Melany Dobson, Hudson Hemp’s vice president of brand development (left), and Freya Dobson, the company’s person-of-all-work.

Hudson Hemp is now in its second year of processing and shipping full-spectrum hemp oil distillate and cannabidiol (CBD) isolate extracts for use in foods and wellness preparations. The company’s Treaty line of hemp extract products soft-launched in May and is expected to be in retail stores by June.

“We have four formulas targeted to specific concerns: focus, calming and sleep, pain and inflammation, and general balance,” says Freya. “They’re sublingual tinctures made with CBD and supporting botanicals.”

As for Old Mud Creek Farm’s soil remediation, although there isn’t any data available yet to correlate directly with the hemp crop’s impact, Matt Sheffer, Hudson Carbon’s managing director, says that, anecdotally speaking, things are going well. “We have observed tremendously large and deep root systems on our hemp plants, which are surely depositing lots of biomass throughout the soil profile, most likely making significant contributions to sub-soil layers (30 to 100 centimeters),” he says.

The 2019 growing season will be the first one in which part of Old Mud Creek’s hemp acreage “will land on a research site, at which we have about four years of baseline data, so we are poised to begin looking closely into the effects of hemp production on the carbon cycle.”

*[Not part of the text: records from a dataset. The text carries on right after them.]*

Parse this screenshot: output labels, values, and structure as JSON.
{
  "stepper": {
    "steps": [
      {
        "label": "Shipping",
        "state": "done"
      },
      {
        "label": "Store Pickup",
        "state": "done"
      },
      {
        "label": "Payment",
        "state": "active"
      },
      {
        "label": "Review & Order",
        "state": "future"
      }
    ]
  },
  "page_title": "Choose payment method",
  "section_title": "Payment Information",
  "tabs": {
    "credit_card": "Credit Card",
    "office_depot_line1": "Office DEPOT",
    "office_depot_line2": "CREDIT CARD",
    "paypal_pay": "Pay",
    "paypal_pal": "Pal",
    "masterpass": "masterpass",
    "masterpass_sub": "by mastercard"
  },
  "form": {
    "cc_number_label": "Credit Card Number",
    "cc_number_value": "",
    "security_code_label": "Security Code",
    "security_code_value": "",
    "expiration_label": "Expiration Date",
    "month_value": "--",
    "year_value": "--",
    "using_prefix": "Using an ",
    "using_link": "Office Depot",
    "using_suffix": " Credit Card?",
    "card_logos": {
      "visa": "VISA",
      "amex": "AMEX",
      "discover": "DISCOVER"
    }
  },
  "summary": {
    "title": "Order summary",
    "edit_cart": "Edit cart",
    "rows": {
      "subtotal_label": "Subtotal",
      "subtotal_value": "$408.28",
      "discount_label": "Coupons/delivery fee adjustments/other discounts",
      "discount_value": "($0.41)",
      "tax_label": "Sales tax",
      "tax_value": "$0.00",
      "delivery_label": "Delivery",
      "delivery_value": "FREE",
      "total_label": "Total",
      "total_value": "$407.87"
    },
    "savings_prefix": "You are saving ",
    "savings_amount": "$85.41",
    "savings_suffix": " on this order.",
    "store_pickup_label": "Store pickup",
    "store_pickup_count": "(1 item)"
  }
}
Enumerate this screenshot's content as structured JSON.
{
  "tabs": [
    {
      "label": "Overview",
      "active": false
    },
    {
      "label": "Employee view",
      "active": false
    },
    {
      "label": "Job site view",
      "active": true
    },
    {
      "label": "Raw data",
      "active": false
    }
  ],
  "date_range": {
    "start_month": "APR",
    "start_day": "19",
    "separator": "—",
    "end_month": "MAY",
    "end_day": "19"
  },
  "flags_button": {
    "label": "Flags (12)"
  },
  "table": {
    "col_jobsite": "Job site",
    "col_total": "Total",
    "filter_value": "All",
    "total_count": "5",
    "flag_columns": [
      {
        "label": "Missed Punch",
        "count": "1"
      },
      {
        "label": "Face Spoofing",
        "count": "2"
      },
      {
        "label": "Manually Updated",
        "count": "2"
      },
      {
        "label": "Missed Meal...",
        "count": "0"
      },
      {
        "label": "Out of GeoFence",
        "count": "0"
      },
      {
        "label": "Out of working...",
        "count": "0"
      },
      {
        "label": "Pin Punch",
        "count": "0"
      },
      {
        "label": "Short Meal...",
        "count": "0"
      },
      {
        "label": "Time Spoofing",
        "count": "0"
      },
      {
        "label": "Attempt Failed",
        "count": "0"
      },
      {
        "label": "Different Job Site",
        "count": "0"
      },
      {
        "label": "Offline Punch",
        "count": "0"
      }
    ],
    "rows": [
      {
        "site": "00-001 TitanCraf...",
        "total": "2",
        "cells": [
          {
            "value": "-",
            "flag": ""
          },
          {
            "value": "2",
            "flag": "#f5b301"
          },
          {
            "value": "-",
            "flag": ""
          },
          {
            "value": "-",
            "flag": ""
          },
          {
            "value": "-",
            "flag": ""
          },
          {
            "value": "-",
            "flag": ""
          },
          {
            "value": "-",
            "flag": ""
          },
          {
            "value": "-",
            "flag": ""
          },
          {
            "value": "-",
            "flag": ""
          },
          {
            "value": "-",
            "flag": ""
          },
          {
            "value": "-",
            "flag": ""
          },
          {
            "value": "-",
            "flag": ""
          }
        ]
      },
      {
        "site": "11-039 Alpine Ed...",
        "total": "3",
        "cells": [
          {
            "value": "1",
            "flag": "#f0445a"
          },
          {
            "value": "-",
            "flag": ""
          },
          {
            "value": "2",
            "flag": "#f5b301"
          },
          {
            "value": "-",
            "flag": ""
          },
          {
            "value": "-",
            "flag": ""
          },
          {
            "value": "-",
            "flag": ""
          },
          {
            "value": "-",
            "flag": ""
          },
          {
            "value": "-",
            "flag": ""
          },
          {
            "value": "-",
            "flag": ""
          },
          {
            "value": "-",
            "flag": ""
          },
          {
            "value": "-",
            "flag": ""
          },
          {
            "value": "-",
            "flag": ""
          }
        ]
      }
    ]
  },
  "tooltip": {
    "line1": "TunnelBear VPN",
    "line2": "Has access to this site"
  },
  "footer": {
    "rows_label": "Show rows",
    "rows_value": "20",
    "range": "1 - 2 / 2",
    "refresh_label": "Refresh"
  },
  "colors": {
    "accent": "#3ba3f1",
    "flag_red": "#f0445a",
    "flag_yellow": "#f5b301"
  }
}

The future belongs to ‘thinker farmers’

Meanwhile, Ted Dobson, who is referred to by neighboring farmers as the “Godfather of Greens,” is transitioning into adding cannabis to his own operation, making the oldest organic market garden in Western Massachusetts the first legal outdoor medicinal cannabis grower.

“Dad started growing organic in 1983 when no one was doing it,” says Melany. “I think it’s pretty surreal for Dad that the three of us ended up doing this together, but I’m pretty sure he’s proud.”

Freya still steps back to marvel at the big picture. “Abby Rockefeller is intensely modest and visionary, not someone who wants her name plastered all over everything,” she says. “But she’s done so much to build the community. We have [Abby Rockefeller’s] Churchtown Dairy, our sister biodynamic farm, seven minutes away; a mile away is another organic farm with a bread baker and a CSA; the microbrewery down the road buys grain from us. There’s so much happening in food and ag science within a 10-mile radius, a big lab full people with a common vision. I think of them—Ben, our neighbors—as the ‘thinker farmers.’ And I think it’s our moment.”